In the short term, the national government through relevant the ministry should lay out a framework of addressing local demands for jobs, tenders and higher oil revenue. This process should be as participatory as possible for amicable resolution of local demands. If possible, it should remain a continuous process in view of possible contingencies. Leaders from the County should also take the responsibility of promoting peaceful dispute resolution mechanisms. They should continuously engage with their constituents on contentious issues for participatory outcomes. Turkana’s possible ‘oil curse’ will persist if the government does not fully commit to resolving local demands.

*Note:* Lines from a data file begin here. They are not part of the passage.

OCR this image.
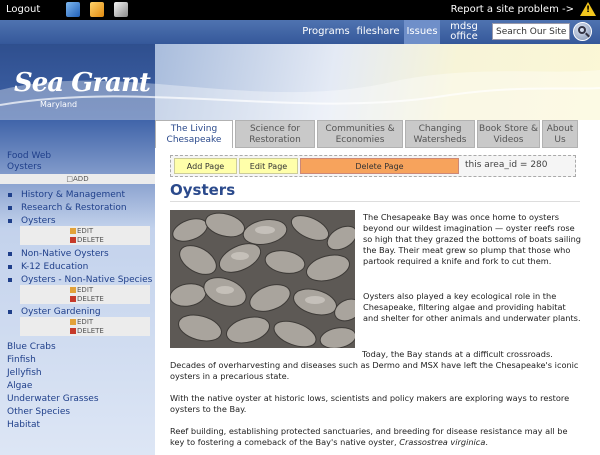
Logout	Report a site problem -> !
Programs fileshare Issues	mdsg
office
Search Our Site
Sea Grant
Maryland
The Living
Chesapeake
Science for
Restoration
Communities &
Economies
Changing
Watersheds
Book Store &
Videos
About
Us
Food Web
Oysters
□ADD
History & Management
Research & Restoration
Oysters
EDIT
DELETE
Non-Native Oysters
K-12 Education
Oysters - Non-Native Species
EDIT
DELETE
Oyster Gardening
EDIT
DELETE
Blue Crabs
Finfish
Jellyfish
Algae
Underwater Grasses
Other Species
Habitat
Add Page	Edit Page	Delete Page	this area_id = 280
Oysters
The Chesapeake Bay was once home to oysters beyond our wildest imagination — oyster reefs rose so high that they grazed the bottoms of boats sailing the Bay. Their meat grew so plump that those who partook required a knife and fork to cut them.
Oysters also played a key ecological role in the Chesapeake, filtering algae and providing habitat and shelter for other animals and underwater plants.
Today, the Bay stands at a difficult crossroads. Decades of overharvesting and diseases such as Dermo and MSX have left the Chesapeake's iconic oysters in a precarious state.
With the native oyster at historic lows, scientists and policy makers are exploring ways to restore oysters to the Bay.
Reef building, establishing protected sanctuaries, and breeding for disease resistance may all be key to fostering a comeback of the Bay's native oyster, Crassostrea virginica.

It is also important to note that the developing security situation in Turkana County around oil drilling in the county is intertwined with historical factors that shape the social and political terrain of the region. To sustainably address the situation, Turkana County should not be isolated from neighboring Baringo, Samburu, Pokot, Elgeyo Marakwet, and Isiolo counties. The region, Northern Kenya, comprising of these counties has almost similar historical experiences that need a comprehensive remedial approach.

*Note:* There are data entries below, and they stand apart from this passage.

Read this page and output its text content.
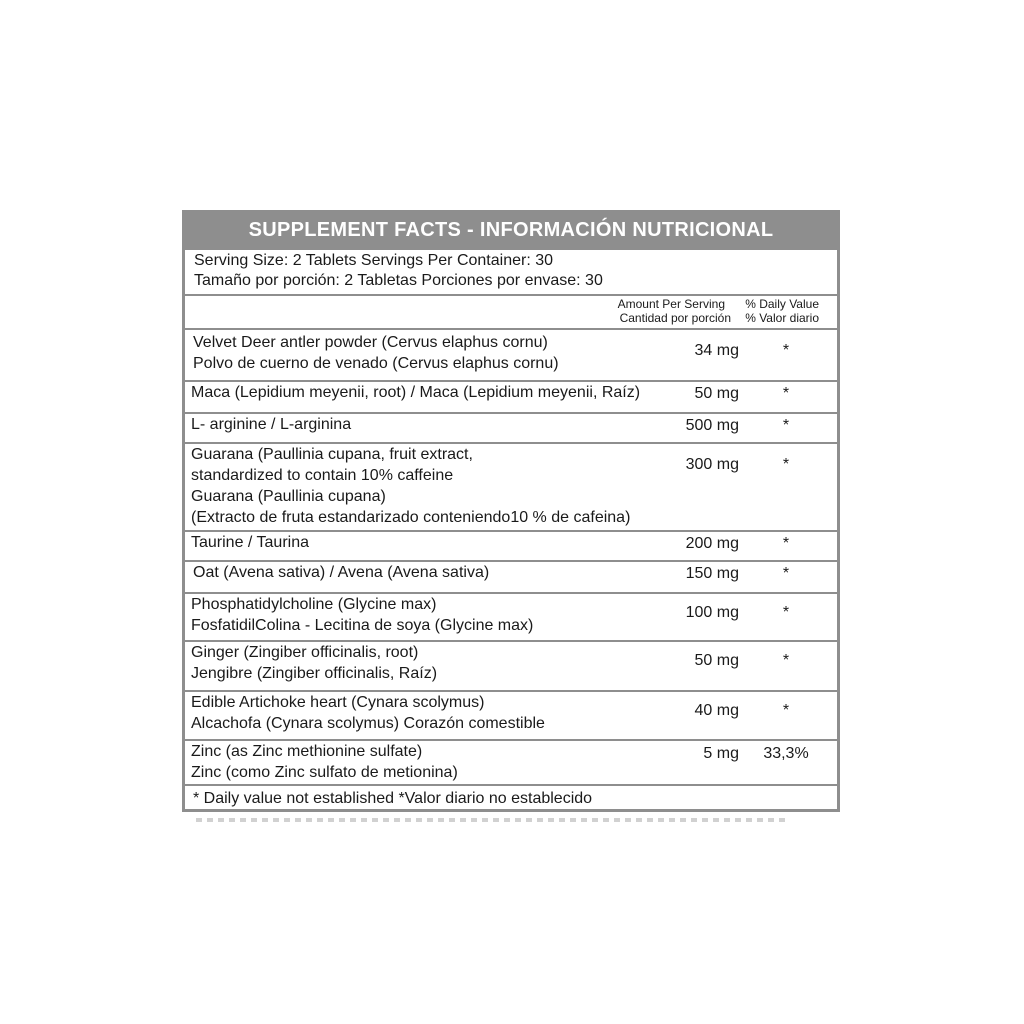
SUPPLEMENT FACTS - INFORMACIÓN NUTRICIONAL
Serving Size: 2 Tablets Servings Per Container: 30
Tamaño por porción: 2 Tabletas Porciones por envase: 30
Amount Per Serving % Daily Value
Cantidad por porción % Valor diario
Velvet Deer antler powder (Cervus elaphus cornu)
Polvo de cuerno de venado (Cervus elaphus cornu)
34 mg	*
Maca (Lepidium meyenii, root) / Maca (Lepidium meyenii, Raíz)	50 mg	*
L- arginine / L-arginina	500 mg	*
Guarana (Paullinia cupana, fruit extract,
standardized to contain 10% caffeine
Guarana (Paullinia cupana)
(Extracto de fruta estandarizado conteniendo10 % de cafeina)
300 mg	*
Taurine / Taurina	200 mg	*
Oat (Avena sativa) / Avena (Avena sativa)	150 mg	*
Phosphatidylcholine (Glycine max)
FosfatidilColina - Lecitina de soya (Glycine max)
100 mg	*
Ginger (Zingiber officinalis, root)
Jengibre (Zingiber officinalis, Raíz)
50 mg	*
Edible Artichoke heart (Cynara scolymus)
Alcachofa (Cynara scolymus) Corazón comestible
40 mg	*
Zinc (as Zinc methionine sulfate)
Zinc (como Zinc sulfato de metionina)
5 mg	33,3%
* Daily value not established *Valor diario no establecido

Real or perceived marginalization in the region including Turkana County is permissive to the law and order in the region. Civil dispute resolution mechanisms should also be advanced alongside sustained grass-roots peacebuilding initiatives. Finally, investment in infrastructural development in the region should be expanded by both public and private sectors. Such investments should target roads, electricity, water, and telecommunications.

Banditry in the region, highly blamed on cattle rustling will be partly addressed by the foregoing regional development programs. They will address socio-cultural, economic and political conditions permissive to banditry in the region. However, the security aspect of the problem requires another approach since it is both local and trans-boundary in nature.

The proliferation of Small Arms and Light Weapons (SALWs) feeds banditry and general insecurity in the region. The porous borders of Kenya and neighboring Uganda, Ethiopia, South Sudan, and Somalia play a big role in the proliferation of SALWs in the region (Turkana and neighboring counties). Kenya has carried out numerous disarmament exercises and operations in Turkana and neighboring Counties. Tens of thousands of SALWs have been collected and destroyed over decades according to Kenya National Focal Point on Small Arms (KNFP). This problem needs to be effectively addressed to prevent escalation of local conflicts to a level of becoming great security, economic, and political menace to Kenya.

Effective, structured, facilitated, and coordinated regional efforts towards disarmament, control and monitoring of the trade and flow of SALWs should be mounted by regional governments. Similar efforts should also be accorded to prevent, combat and eradicate cattle rustling. Instruments such as the 2004 Nairobi Protocol on Prevention, control and reduction of Small Arms and Light Weapons in the Great Lakes Region and the Horn of Africa, the 2005 Nairobi Protocol on Best Practices and the Protocol on the Prevention, Combating and Eradication of Cattle Rustling of 2008 are crucial to this end. Regional governments and state parties to these protocols should create structures for coordination and implementation, and devote technical, diplomatic and financial resources for their effective operationalization.